How is it going with the babies now?


----------



## jerry2006 (Oct 10, 2008)

How is the bald guy doing?


----------



## elenafan23 (Aug 16, 2009)

*heres the update*

Moto's head has the same amount of little feathers that did grow in but he has some flights growing in. He will step up after hes out of the cage also if i take Freckles when he's out and walk away with her he will fly to follow her.
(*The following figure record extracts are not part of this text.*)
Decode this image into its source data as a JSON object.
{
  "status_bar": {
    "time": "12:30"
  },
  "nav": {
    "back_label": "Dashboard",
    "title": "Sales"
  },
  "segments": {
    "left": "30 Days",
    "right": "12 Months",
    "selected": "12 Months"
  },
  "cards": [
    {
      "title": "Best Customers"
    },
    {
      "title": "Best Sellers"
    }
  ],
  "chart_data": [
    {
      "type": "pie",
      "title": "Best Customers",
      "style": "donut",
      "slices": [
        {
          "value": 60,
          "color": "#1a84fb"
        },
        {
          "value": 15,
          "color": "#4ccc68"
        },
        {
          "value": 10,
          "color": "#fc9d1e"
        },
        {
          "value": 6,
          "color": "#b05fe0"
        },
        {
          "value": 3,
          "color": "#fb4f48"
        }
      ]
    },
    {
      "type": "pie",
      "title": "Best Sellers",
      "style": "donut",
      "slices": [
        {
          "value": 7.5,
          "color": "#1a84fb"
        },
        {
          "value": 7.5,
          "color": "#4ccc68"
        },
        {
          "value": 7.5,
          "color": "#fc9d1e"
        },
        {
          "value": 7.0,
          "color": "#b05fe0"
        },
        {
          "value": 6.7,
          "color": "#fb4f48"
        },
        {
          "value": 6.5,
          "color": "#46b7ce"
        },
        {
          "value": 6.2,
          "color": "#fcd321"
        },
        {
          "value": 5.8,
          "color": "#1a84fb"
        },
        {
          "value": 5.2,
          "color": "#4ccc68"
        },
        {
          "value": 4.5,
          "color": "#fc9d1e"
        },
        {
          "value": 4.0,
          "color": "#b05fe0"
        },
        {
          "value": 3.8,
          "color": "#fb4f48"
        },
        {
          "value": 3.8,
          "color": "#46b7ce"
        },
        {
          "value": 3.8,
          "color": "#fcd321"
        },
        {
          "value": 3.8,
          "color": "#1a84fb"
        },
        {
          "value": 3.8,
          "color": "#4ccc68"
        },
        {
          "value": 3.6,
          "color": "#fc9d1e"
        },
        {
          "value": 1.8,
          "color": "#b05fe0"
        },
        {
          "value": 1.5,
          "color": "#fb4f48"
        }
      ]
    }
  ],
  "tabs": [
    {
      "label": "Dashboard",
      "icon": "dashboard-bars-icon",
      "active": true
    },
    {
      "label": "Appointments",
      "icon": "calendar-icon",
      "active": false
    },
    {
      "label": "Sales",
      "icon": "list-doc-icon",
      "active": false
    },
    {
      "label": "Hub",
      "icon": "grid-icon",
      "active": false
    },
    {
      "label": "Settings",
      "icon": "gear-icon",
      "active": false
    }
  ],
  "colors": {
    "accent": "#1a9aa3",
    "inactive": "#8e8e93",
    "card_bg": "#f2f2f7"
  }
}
So I guess where she goes he goes  But there still in separate cages.
Heres some pics of him
























Freckles steps up with out a problem she's also starting to get some new tail feathers in and flight feathers  She's still on the bigger side so hopefully when her flights come in more she can burn some calories.
Some Pics of her
























Cooper is handleable he likes to wolf whistle and seems he likes my Pearly 
Pics of him
















Emma Hisses a lil but she's not mean so thats good. 
Pic of her








Tyson is handleable he like to sing the most out of all them.
Some pics of him
























Echo went to live with his new owners so there no pics of him 
Melman bit me the other day i had to split him and his dad from fighting so i moved him no pics because i couldn't get a good one of him without him moving  though his head feathers aren't coming in 
thats all of them =]


----------



## Siobhan (Mar 21, 2010)

Even if Moto's head feathers never come back, he's got such a sweet face, he's adorable without them.


----------